Throughout my 23-year nursing career I have worked in many capacities too numerous to mention. I’ve become a staff educator, assistant director of nursing for a 500-bed facility, CNA/red cross training, long-term care supervisor and charge nurse, hospice nurse and, most recently, started my own advocacy business. I’ve learned the most valuable things in life from my patients and all these years, the nursing system has left certain marks on me that those on the front line will be able to recognize. These marks and also themes have never changed and I find it my obligation to illuminate other nurses on the truths of the nursing profession.
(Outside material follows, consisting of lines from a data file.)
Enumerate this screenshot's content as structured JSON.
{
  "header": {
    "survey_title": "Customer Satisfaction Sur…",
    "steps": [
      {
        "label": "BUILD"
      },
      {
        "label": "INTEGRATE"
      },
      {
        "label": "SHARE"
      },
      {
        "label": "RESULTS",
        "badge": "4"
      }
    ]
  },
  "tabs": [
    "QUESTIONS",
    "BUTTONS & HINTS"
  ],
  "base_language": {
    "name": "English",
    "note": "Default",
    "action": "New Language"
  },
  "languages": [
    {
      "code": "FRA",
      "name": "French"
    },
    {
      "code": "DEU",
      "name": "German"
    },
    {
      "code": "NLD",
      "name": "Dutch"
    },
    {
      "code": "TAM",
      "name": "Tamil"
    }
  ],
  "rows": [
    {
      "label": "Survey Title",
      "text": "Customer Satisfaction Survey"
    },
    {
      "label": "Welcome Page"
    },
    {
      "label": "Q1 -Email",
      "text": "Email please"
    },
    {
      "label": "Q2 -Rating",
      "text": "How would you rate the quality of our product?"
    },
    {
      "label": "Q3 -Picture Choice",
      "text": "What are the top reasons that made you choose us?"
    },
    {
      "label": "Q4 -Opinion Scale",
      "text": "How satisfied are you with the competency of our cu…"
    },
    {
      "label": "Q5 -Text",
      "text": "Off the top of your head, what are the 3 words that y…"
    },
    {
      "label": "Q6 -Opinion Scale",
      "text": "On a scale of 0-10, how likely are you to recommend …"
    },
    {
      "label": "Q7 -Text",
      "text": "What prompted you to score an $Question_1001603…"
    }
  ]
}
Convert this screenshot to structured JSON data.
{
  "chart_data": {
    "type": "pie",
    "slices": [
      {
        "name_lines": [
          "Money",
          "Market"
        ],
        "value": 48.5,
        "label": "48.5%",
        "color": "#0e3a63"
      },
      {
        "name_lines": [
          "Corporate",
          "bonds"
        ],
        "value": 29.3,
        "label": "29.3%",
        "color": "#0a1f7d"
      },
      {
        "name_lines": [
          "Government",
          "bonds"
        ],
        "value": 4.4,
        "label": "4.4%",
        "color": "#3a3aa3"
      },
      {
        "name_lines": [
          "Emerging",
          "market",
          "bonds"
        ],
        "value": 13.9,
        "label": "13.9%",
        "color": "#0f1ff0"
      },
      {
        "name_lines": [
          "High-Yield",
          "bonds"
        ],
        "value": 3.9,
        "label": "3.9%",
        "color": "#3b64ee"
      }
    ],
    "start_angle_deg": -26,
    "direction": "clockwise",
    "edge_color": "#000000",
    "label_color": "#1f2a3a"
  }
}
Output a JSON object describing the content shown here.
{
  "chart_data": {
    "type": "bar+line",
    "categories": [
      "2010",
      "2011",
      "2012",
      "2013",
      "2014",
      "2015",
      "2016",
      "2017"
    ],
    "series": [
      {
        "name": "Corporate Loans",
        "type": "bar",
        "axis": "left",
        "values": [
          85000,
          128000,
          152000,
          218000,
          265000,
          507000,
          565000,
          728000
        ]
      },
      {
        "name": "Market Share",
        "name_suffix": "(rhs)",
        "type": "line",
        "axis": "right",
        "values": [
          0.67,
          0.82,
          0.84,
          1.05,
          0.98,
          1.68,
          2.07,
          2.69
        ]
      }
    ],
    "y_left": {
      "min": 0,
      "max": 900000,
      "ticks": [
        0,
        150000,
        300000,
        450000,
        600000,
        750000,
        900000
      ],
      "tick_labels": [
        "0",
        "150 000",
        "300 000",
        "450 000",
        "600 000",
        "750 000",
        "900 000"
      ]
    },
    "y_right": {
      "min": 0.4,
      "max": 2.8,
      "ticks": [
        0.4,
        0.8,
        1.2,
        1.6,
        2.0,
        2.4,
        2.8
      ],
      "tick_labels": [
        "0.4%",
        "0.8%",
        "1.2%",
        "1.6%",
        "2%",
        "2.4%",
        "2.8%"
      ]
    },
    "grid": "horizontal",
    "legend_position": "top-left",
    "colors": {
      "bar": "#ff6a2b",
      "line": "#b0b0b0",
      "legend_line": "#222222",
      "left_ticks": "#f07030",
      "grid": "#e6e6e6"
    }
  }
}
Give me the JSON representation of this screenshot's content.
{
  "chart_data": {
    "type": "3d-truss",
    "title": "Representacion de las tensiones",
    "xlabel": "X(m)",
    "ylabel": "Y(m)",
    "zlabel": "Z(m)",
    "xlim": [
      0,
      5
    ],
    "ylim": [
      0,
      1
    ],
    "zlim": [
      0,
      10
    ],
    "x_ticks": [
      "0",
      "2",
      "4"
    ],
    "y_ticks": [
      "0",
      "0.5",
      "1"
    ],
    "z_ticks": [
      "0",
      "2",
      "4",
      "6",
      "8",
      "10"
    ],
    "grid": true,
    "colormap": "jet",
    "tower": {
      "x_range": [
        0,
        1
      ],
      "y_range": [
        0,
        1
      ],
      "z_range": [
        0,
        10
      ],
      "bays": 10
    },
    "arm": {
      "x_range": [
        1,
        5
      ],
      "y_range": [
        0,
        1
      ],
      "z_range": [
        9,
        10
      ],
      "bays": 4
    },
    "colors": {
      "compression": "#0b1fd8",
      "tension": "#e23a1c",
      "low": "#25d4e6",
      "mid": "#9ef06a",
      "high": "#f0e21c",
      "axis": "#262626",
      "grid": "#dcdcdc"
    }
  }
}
  1. I am a fierce patient advocate and in nursing, the patient always comes first.
  2. It is an honor and a privilege to minister to the sick, as they allow us into their lives at such an intimate, trying time.
  3. Nurses often treat each other terribly, as does management, and this negativity trickles down from the top and, of course, that negative energy transcends on to the patients receiving care.
  4. The nursing profession has become a business and for true humanitarians it becomes extremely difficult to work under monetary motivation.
  5. Nurses are afraid to speak up for fear of being fired, something we’ve all witnessed far too many times.
  6. Few nurses stay very long at a job because nursing burnout is high and there is no motivation to stay without a union to protect you or a pension plan to help you secure some kind of future.
  7. Nurses have no recourse for grievances and no support groups. By the end of their nursing career, many are physically ruined, mentally exhausted and emotionally tapped out. I have witnessed so many nurses pass from strokes and heart attacks because of the constant stress along with broken marriages, relationships, etc. The stories go on and on.
  8. Medicare is broken and Medicare scrutiny has gotten completely out of control, creating so much paperwork that RNs rarely deliver hands on care and have become, at best, pencil/paper pushers leaving the hands-on work to LPNs.
  9. Did you know that Long Term Care (nursing homes) are second most regulated only to Nuclear Power Plants? That fact is absolutely mind boggling, but if you saw the amount of paperwork left for nurses to do, you would be just as “blown away”.
  10. No one but no one talks about this stuff. I have long since cancelled my subscription to two popular nursing magazines. They are written by nurses who haven’t been on the front lines in years. These are the nurses who have 20 initials next to their names, signaling all kinds of credentials that for many of us, mean absolutely nothing. Their articles are Fluff and Stuff and rarely if ever get to the heart of anything… maybe a heartwarming nursing story here and there. Meanwhile, so many nurses are leaving the field broken, frustrated and frankly lost.

If I ever hit the lottery or came into some kind of money that would allow me to leave my job, I would work to restore what nursing should be. Certainly, nurses would be ‘unionized’ and there would be plenty of support groups available for them. For God’s sake, no one speaks the truth anymore, and if you can’t admit the truth, then you can’t work on the problem.

To all of you nurses out there – may God bless all of you. Your rewards are those you receive through the eyes of your patients for whom you made a difference.

In a world filled with greed and disregard for our fellow man, the world starts not with someone else, but in our hearts first, because we are the world. We can change it one nurse at a time.

I hope someday, in my nursing career, I can be a part of changing what our profession has become. I hope to help put dignity, hope and recognition back where it belongs – in the hands of these most precious people who chose to become nurses because they cared.